Shares of Internet consumer products and services provider, United Online, Inc. (Nasdaq: UNTD) soared more than 18 percent from Wednesday’s closing price in morning trading on Thursday, reaching an intraday high of $7.28 per share, at mid-day. United Online announced consolidated third quarter revenues were $193.5 million, down 10 percent form a year earlier. GAAP diluted net income per common share was 13 cents, down from 18 cents a year earlier. Adjusted diluted net income per common share was $0.25, versus $0.33 in the year-ago quarter. During the quarter, United Online repurchased 2.2 million common shares in open market transactions during the quarter for $11.0 million, resulting in an average cost of $5.07 per share. The company also paid $9.3 million in cash dividends during the quarter. The company expects fourth quarter revenue to range between $223 million and $229 million. The Woodland Hills-based company operates in three segments: FTD, Classmates Media, and Communications. The FTD segment markets flowers and specialty gift items. Classmates Media offers online social networking services under the Classmates brand name; and online loyalty marketing services under the MyPoints name. It also provides international social networking services under the StayFriends and Trombi names. The Communications segment offers dial-up Internet access under the NetZero and Juno brand names, and provides services including broadband, email, Internet security, and Web hosting. Shares of United Online, Inc. are up about 33 percent over the past three months.
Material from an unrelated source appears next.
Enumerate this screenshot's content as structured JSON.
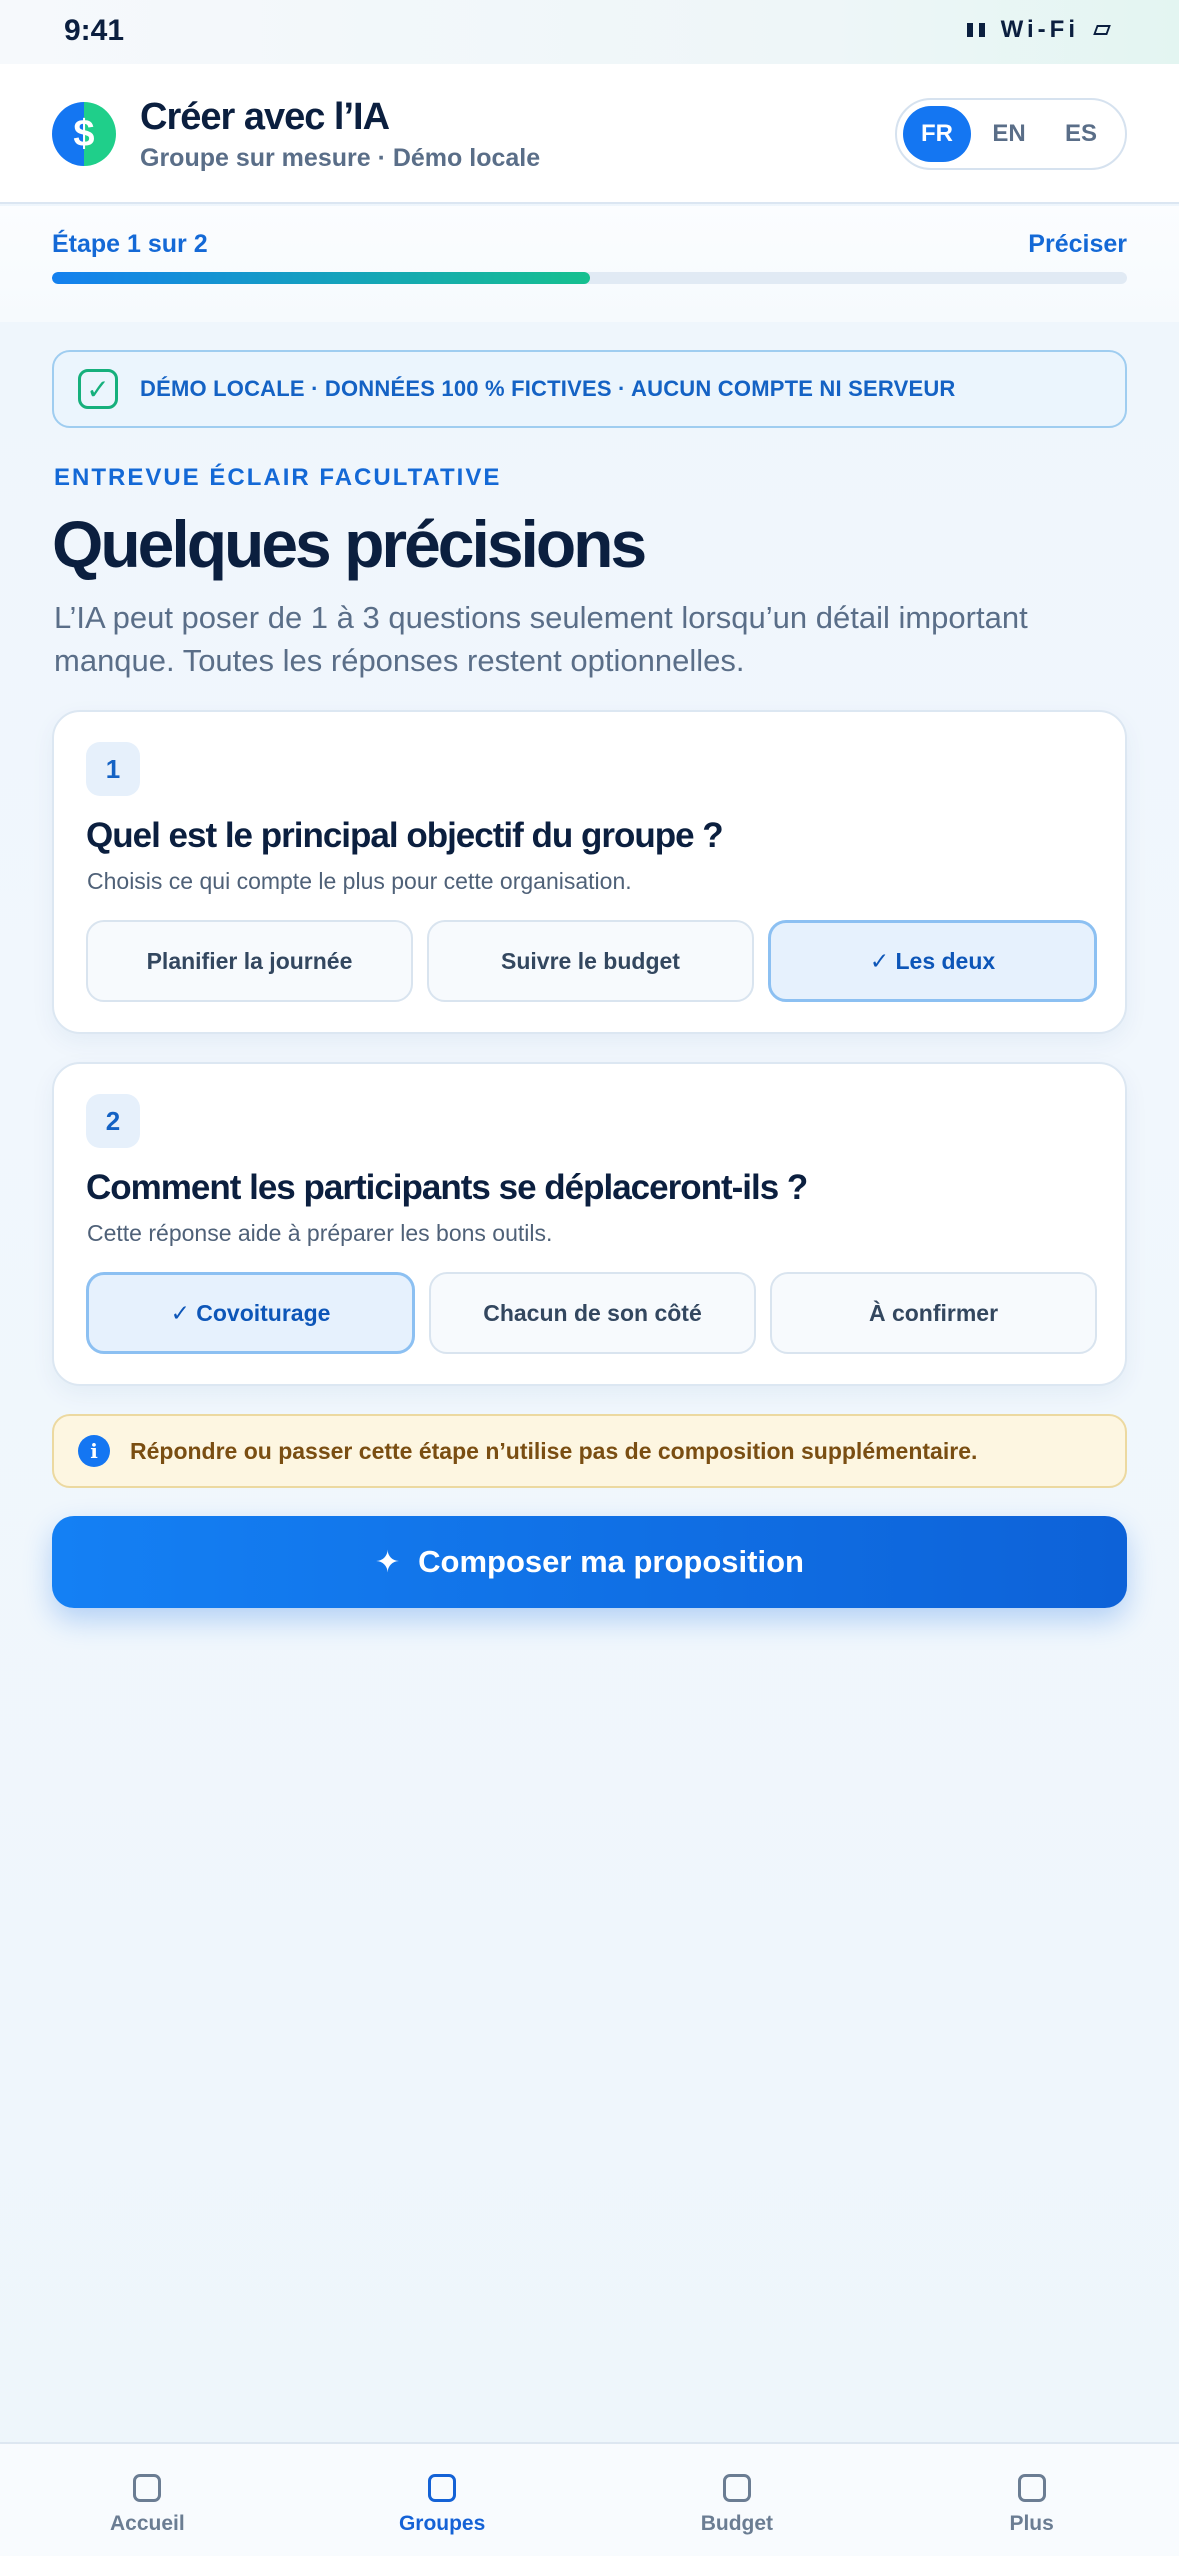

Shares of software maker Smith Micro, Inc. (Nasdaq: SMSI) were up almost 14 percent in mid-day trading on Thursday, and touched a new 52-week high of $14.17 per share, after the company reported record third quarter revenue of $34.0 million, up 22 percent increase over $27.8 million reported in the third quarter of last year. GAAP net income for the third quarter of 2010 increased to $3.1 million or 9 cents per diluted share, up from $2.0 million, or 6 cents per diluted share a year ago. Non-GAAP net income for the third quarter of 2010 increased to $7.9 million, or 23 cents per diluted share, compared to $6.6 million, or 20 cents per diluted share, reported in the same quarter a year ago. “We’ve executed on three solid quarters in 2010 with record revenue and strong profitability and we remain comfortable with our guidance with annual revenue’s landing within the original range of $125 million to $135 million,” said Smith Micro’s CEO, Bill Smith in an earnings call. Shares of Smith Micro are up 58 percent over the past three months.